No one is denying, of course, that MT is limited at the moment in its ability to produce quality translations between languages and that there are a number of hurdles to overcome. Web companies are all too keen to remind their customers that output from MT is nowhere near perfect, and words such as 'gisting' are common to explain how MT can only provide a general outline of a text to see if it is worth following up. We are likely to see great improvements in quality over the coming years with the help of example-based MT (Brace, 1993) and corpus linguistics. In example-based MT, a bank of bilingual phrases and sentences pairs are stored in memory and accessed when required, thus alleviating the need for word-for-word translation for the more idiosyncratic parts of the language. At the same time, large corpuses of language samples enable powerful, domain-specific collocations to be built regarding the lexical content of a language. These collocations can then be used to determine with high probability the sense of a particular word in any one context.

At the end of the day then, we need to ask ourselves whether it is easier to encode the rules of the English language in silicon-based chips (i.e., machine translation systems), or carbon-based matter (i.e., the human mind). I would suggest that the former is the more parsimonious, logical, and inevitable solution to the "Tower of Babel" problem, even if on an emotional level many teachers of English feel uncomfortable with this.

If MT does put the rise of English as the global language into reverse then it follows that the TESOL profession will see a similar decline. Many of the massive EFL education programs at secondary and tertiary level in Japan could be scaled back and language teachers will move on to other employment. This may horrify many teachers who, especially in the case of English teachers, have been able to travel the length and breadth of the world because of their profession. But change usually does not happen overnight and it often opens up more windows of opportunity than it closes, one particular window being the opportunity to communicate with the world on an equal footing; that is, 'linguistic emancipation' (Eastman, 1983: 101).
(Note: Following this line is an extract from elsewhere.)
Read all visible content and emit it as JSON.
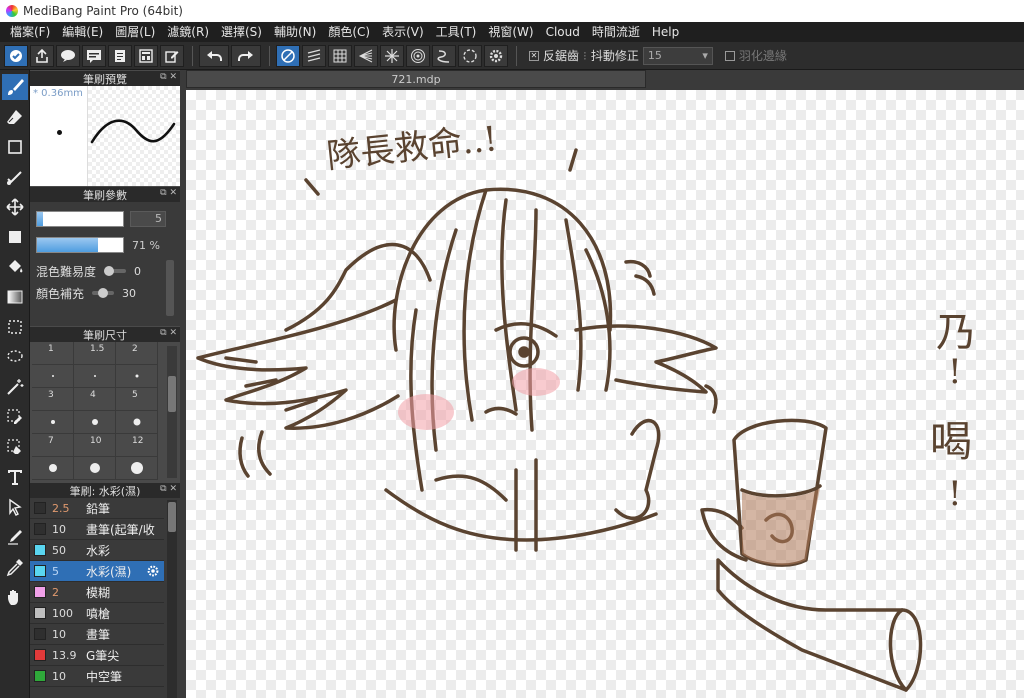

Obviously, nobody can accurately predict the future, but, as with Latin and French that were once thought destined to become global languages, we have to be prepared for the time when English too may become redundant in this role. That time may be approaching. In the words of David Crystal (1997: 113): "linguistic history shows us repeatedly that it is wise to be cautious, when making predictions about the future of a language." Or in the words of the AltaVista 'Babel Fish' translator (translated into French and then back into English): "the linguistic history proves to us on several occasions that it is wise to be careful, by making forecasts about the future of a language"!

References

Brace, C. (1993, September/October). Focus on Japan. Language Industry Monitor. Retrieved June 21, 2000, <www.eamt.org/archive /japan.html>.
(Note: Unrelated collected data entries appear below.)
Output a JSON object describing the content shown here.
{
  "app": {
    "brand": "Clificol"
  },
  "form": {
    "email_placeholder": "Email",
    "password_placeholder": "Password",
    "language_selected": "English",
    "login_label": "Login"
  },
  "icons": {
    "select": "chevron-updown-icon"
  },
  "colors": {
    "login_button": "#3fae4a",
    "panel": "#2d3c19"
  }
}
Crystal, D. (1997). English as a global language. Cambridge: Cambridge University Press.

Eastman, C. M. (1983). Language planning for special purposes. In Language planning: An introduction (pp. 96-102). San Francisco: Chandler & Sharp.

Transparent Language. (2000, January). Machine translation and the power and purpose of "gisting" in the Internet era: A white paper from Transparent Language. Merrimack, NH: Author. Retrieved July 1, 2000, <www.transparentlanguage.com/ets/about/mtwhitepaper.htm>.